Waimate dispute resolved

18:27, Feb 12 2014

A long-standing dispute between businessman Keith Williams and the Waimate District Council has come full circle.

They have reached an agreement after the Ministry of Business, Innovation and Employment entered into mediation with them.

Mr Williams has agreed to carry out building work and the council will finalise building regulatory matters by providing a certificate of acceptance, but at a price.

The legal wrangle has cost the council upwards of $290,000, and an estimated $200,000 for Mr Williams, although he has won $146,000 in costs via the courts.

The dispute began in 2010 when he was charged with failing to apply for a certificate of acceptance and failing to comply with a notice to fix when he carried out "urgent" work on his garage.

The case was thrown out of court last year after it was found council chief executive Tony Alden did not have the delegated authority to lay charges.


Mr Williams sought costs and was awarded $80,000 in June in the Timaru District Court and, following a High Court appeal, a further $66,300.

In the High Court decision Justice Dobson was critical of former council building inspector Angie Leckey for not accepting the work had been carried out under urgency, issuing a stop-work notice, and saying Mr Williams needed a consent to fix.

The MBIE confirmed it had been involved in helping to mediate a "sensible resolution to this dispute".

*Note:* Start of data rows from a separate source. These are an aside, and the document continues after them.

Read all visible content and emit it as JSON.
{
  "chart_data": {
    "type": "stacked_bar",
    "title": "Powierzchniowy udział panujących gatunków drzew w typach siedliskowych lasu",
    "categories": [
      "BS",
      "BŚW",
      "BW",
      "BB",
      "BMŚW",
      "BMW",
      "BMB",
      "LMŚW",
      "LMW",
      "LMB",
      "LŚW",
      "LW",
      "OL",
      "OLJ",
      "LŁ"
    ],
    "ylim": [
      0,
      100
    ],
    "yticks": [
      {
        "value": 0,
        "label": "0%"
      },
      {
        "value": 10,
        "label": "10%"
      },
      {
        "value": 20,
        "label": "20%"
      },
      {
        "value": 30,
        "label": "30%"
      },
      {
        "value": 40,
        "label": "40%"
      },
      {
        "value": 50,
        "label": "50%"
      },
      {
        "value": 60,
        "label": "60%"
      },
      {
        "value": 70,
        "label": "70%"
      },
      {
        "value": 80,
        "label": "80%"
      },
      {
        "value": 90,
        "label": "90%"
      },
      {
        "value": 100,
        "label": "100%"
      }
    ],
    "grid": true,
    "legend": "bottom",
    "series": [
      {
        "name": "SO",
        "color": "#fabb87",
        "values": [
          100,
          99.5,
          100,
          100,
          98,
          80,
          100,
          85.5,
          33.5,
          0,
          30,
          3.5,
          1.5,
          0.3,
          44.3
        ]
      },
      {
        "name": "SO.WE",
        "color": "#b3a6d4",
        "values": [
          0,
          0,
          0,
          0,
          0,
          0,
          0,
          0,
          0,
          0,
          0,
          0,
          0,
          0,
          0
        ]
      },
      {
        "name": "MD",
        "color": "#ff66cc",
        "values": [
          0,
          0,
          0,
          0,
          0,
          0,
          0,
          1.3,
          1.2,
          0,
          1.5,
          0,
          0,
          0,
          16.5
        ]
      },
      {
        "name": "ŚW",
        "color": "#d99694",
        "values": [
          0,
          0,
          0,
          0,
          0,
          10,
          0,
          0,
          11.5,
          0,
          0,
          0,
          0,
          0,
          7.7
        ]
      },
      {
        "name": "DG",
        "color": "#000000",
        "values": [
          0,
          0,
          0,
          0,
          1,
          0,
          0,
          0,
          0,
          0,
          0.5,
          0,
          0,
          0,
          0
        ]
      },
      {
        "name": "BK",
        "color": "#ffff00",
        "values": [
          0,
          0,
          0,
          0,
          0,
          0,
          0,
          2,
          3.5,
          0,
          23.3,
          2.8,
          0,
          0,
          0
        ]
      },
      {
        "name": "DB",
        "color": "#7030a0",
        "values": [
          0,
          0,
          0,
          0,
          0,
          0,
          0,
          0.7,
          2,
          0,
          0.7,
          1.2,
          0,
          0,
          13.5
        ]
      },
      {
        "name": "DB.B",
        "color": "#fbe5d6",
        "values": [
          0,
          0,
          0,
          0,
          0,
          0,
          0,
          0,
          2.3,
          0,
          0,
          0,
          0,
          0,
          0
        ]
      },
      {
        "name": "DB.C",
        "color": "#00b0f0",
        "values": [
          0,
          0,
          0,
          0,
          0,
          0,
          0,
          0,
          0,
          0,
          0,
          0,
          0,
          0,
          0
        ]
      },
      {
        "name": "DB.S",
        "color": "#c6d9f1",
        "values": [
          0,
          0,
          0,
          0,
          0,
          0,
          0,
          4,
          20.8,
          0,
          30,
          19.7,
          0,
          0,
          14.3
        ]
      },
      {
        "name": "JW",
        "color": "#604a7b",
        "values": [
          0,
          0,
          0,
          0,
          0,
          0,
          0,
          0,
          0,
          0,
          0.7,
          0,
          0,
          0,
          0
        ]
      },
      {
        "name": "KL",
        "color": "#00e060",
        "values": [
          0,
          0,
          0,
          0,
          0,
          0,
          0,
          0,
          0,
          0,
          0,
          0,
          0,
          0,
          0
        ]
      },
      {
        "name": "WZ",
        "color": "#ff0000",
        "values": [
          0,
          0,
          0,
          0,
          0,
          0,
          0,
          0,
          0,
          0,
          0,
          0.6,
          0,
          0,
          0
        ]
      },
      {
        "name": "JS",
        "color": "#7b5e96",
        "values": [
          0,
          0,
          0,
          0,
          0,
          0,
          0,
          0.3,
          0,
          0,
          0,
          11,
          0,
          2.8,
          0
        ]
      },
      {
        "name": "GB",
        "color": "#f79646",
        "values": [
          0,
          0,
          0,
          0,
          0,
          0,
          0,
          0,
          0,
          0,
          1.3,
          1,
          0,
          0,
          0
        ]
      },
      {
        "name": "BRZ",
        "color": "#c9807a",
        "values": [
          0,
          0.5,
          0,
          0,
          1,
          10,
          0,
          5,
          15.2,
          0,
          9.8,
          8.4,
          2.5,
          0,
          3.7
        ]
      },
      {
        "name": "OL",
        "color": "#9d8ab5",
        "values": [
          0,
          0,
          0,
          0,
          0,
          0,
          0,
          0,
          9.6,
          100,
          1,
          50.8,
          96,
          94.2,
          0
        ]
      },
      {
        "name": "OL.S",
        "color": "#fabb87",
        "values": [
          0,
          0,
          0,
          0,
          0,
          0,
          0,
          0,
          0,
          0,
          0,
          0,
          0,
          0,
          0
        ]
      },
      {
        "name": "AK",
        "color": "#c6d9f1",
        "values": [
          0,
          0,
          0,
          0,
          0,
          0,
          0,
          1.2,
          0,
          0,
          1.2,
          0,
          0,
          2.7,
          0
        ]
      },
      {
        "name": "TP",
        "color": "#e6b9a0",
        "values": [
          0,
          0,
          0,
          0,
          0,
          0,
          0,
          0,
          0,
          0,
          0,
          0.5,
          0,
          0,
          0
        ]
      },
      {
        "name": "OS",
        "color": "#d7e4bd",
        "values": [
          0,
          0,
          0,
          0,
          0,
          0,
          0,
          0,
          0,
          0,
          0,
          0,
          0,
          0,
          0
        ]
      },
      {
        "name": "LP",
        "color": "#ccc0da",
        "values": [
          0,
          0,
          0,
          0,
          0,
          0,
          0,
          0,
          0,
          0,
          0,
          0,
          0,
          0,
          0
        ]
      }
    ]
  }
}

"Mr Williams has agreed to do some building work and the council has agreed to close out the building regulatory matters by providing a certificate of acceptance, which will mean he has met his obligations under the Building Act," an MBIE spokesperson said.

"It's exactly what we've been asking for all along; let us finish our work and put our code of acceptance in," Mr Williams said.

"The argument has come full circle; it's been an outcome we've been pushing for all along," he said.

Waimate Mayor Craig Rowley said the council was more than happy with the agreement because the issue "has been hanging over us too long; it's a sensible outcome for both parties".